Be sure to hit up the local pharmacies as well which have billboards outside with prices of many common drugs they sell, both prescription and over-the-counter. The prices are just amazing and you don’t need to have your prescriptions with you though you will need to know your required dosages (10mg, 100mg, etc.). There are some limitations on what you can bring back to the USA though I saw no one having any issues with that. Shop around for the best deal. While most prices are very similar between shops, I did find one of my meds priced at $3 more between shops. Prilosec for stomach acid seems to be a biggie down there. $22-$27 for 42 currently in the states while across the border it is $3 for 120. Huge difference! Yes, they are selling the generic for it but that is usually fine for most folks. They also sell plenty of Viagra, antibiotics, high blood pressure medication, cholesterol medication, Prozac, and much more.
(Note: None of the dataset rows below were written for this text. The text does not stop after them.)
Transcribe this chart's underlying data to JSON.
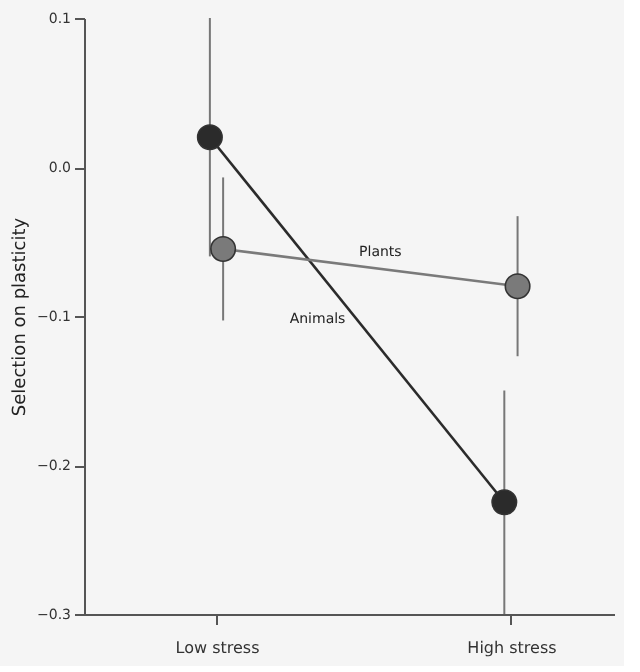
{
  "chart_data": {
    "type": "line",
    "ylabel": "Selection on plasticity",
    "categories": [
      "Low stress",
      "High stress"
    ],
    "series": [
      {
        "name": "Animals",
        "color": "#2b2b2b",
        "values": [
          0.02,
          -0.225
        ],
        "errors": [
          0.08,
          0.075
        ]
      },
      {
        "name": "Plants",
        "color": "#7a7a7a",
        "values": [
          -0.055,
          -0.08
        ],
        "errors": [
          0.048,
          0.047
        ]
      }
    ],
    "ylim": [
      -0.3,
      0.1
    ],
    "yticks": [
      {
        "value": -0.3,
        "label": "−0.3"
      },
      {
        "value": -0.2,
        "label": "−0.2"
      },
      {
        "value": -0.1,
        "label": "−0.1"
      },
      {
        "value": 0.0,
        "label": "0.0"
      },
      {
        "value": 0.1,
        "label": "0.1"
      }
    ],
    "marker": "circle",
    "grid": false,
    "legend": false
  }
}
My friend and I decided to hit up the local beauty salon for haircuts. They did excellent work at half the price. Mine did not speak English well but she had no problem understanding what I wanted.
Since we had to stay to wait for my glasses, we decided to try lunch there. We found a lovely patio in a courtyard. The food was excellent and not too spicy at all not to mention fresh. American music was provided by a singer-guitarist. It did take a while for the food to arrive but we were not in a fast-food joint. Meanwhile, plenty of roving vendors came by the table to show us their wares.
We found sitting in the plaza on the benches in the warm sunlight very enjoyable. It was nice to sit down and watch the rest of the happy shoppers go by. We watched the talented artists creating the most lovely works in front of us. I heard that some folks bring their satellite dishes down there to get those pretty paintings done on them and we saw someone with a huge saw blade come down to have it painted for a decoration over their home door. They offered to paint my cane. I would have taken them up on that if I had my other cane with me.
Mexico is also a great place for cheap booze. Watch the limits on what you can bring back but many folks do make a point of buying some to take home. One poor fellow was swinging his bag about while waiting to leave and smashed his bottle on a cement bench. I suspect that happens a lot while standing in line to leave.
When it came time to leave, we piled into line with hundreds of others. Going back, you must go through customs so it can take a while. We found the line while very long, moved very quick so we were out within an hour and had a nice chat with folks around us. Some folks stood around waiting for a Pedi cab which was taking 3 at a time for $5 across by bike right to their cars. Customs will want to see your passport and check your bags. They just want to know what you are bringing back so go ahead and tell them. They may want to know what each medication is for if they are not already familiar with the names.
All in all, we had a wonderful day in Mexico. The people were very friendly, the bargains were great, and the experience was well worth it. I will definitely go again next winter when I’m back this way again and I now understand why so many RVers are heading south of the border. See you there!